え、あの魔道具やばくね?どうやって魔力を補充してんだ。
「魔道具の作り方どころか、その存在すら教えていないのにこうして作られているのを見ると、魔術の発展がどのように行われていたのか分かるわね」
「だな。その最初ともなった大賢者マーリンが如何に偉大だったのかよよく分かるよ。マーリンが魔術を開発しなければ、魔道具も生まれることは無かったんだから」
「確か、スキルを魔力で再現しようとしたのが始まりだと言われていたわね。真実はともかく、誰もが使えるスキルと考えれば、人類があそこまで発展できたのも納得だわ」
「人類の進化は、コツコツと積み上げてきたものでなくたった一人によって大きく進歩を遂げる。魔界ももしかしたら、たった一人の存在によって大きく進歩してきたのかもな」
地球における人間の進化も、人々がコツコツと積み上げて進化してきたのではなくたった一人の天才によって大きく形を変えてきた。

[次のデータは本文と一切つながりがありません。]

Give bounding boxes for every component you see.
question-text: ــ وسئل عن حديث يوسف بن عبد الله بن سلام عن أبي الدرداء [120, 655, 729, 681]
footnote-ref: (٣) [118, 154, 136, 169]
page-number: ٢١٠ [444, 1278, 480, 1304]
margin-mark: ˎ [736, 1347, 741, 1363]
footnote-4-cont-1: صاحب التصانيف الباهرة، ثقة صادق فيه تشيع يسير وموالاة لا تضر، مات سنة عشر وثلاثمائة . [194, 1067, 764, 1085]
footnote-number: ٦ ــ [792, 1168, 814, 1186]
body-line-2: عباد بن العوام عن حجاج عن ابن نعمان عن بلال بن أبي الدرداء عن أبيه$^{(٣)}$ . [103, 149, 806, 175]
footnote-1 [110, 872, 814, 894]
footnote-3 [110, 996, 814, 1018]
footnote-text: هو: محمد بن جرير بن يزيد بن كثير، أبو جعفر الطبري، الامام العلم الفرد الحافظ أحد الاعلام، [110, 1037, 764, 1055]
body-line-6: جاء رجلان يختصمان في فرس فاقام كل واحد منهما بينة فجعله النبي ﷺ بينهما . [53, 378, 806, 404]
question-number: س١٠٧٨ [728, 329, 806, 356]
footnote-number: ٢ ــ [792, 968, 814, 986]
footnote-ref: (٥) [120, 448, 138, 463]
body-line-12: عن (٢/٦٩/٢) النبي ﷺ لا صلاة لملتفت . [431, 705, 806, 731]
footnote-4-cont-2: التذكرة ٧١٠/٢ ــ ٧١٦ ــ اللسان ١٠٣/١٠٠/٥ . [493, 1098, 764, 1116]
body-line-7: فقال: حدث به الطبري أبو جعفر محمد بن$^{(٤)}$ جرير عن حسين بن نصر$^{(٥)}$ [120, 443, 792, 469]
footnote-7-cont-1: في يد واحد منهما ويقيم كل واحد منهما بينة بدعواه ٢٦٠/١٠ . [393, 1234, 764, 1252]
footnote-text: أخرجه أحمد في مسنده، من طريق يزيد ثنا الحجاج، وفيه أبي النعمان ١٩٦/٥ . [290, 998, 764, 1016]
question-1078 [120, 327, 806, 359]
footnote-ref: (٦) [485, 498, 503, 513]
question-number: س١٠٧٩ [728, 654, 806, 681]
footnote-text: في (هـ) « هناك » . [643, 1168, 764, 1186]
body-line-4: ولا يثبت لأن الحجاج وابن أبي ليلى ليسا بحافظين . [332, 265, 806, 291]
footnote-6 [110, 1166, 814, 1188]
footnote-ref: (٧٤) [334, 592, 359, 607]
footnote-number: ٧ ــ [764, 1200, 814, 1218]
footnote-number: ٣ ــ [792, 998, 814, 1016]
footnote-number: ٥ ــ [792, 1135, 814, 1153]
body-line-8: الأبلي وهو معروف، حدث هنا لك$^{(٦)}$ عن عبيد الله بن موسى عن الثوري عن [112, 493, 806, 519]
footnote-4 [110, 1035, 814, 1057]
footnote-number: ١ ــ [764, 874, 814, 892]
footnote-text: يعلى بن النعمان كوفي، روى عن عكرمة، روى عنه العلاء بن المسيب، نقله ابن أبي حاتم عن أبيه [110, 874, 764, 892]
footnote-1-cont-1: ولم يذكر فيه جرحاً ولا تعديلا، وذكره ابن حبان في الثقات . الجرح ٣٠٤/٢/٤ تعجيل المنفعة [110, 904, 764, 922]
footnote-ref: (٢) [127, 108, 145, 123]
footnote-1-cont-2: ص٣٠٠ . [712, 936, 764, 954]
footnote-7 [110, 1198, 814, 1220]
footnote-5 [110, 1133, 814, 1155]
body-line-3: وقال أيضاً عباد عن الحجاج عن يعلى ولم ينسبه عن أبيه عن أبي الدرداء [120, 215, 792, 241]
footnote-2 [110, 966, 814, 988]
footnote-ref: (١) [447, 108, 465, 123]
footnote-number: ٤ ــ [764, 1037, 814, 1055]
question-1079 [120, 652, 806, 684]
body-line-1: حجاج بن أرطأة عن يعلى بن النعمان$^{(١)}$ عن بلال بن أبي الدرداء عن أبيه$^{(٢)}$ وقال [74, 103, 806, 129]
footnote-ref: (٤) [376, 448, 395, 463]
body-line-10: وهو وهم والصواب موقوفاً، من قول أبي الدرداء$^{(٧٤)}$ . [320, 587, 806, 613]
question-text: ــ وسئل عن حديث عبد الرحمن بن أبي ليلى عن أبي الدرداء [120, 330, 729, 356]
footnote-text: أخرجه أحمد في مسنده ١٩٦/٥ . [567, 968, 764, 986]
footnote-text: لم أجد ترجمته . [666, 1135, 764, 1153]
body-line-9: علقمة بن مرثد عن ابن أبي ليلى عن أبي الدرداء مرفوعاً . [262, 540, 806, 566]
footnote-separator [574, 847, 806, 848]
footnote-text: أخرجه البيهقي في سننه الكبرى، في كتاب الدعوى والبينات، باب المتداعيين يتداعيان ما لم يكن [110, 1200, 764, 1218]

コンピュータの生みの親、ノイマン。相対性理論の提唱者、アインシュタインなど。
数々の天才たちによって、俺が生きていたあの現代の地球が生まれたのだ。
この世界もまた、そんな天才たちによって作られてきたのだろう。
その代表とも言えるのが、大賢者マーリンなのだ。
「悪魔王によって悪魔は進歩した。そう考えると、その天才を殺そうとしている私達は大罪人なのかしらね?」
「何を今更。悪魔達を大虐殺している時点で大罪人さ。未来たる子供すらも殺してるんだからな。その中に、真の天才がいたかもしれん。良心は痛まないけど」
「私たちからしら、一部の悪魔を除いて全部経験値だものね........これ、人類が悪魔に滅ぼされてても私達は文句が言えないのでは?」
「確かに」
俺はそう言うと、大きな発展を遂げそうなこの村の行く末を少し楽しみにするのであった。
この村が、悪魔達の楽園になるのかもしれない。いや、この村以外は滅ぼすつもりだから、必然的にそうなるんだけどさ。
後書き。
コメ欄の結束が素晴らしい。
メイドちゃんも人気なようで何より。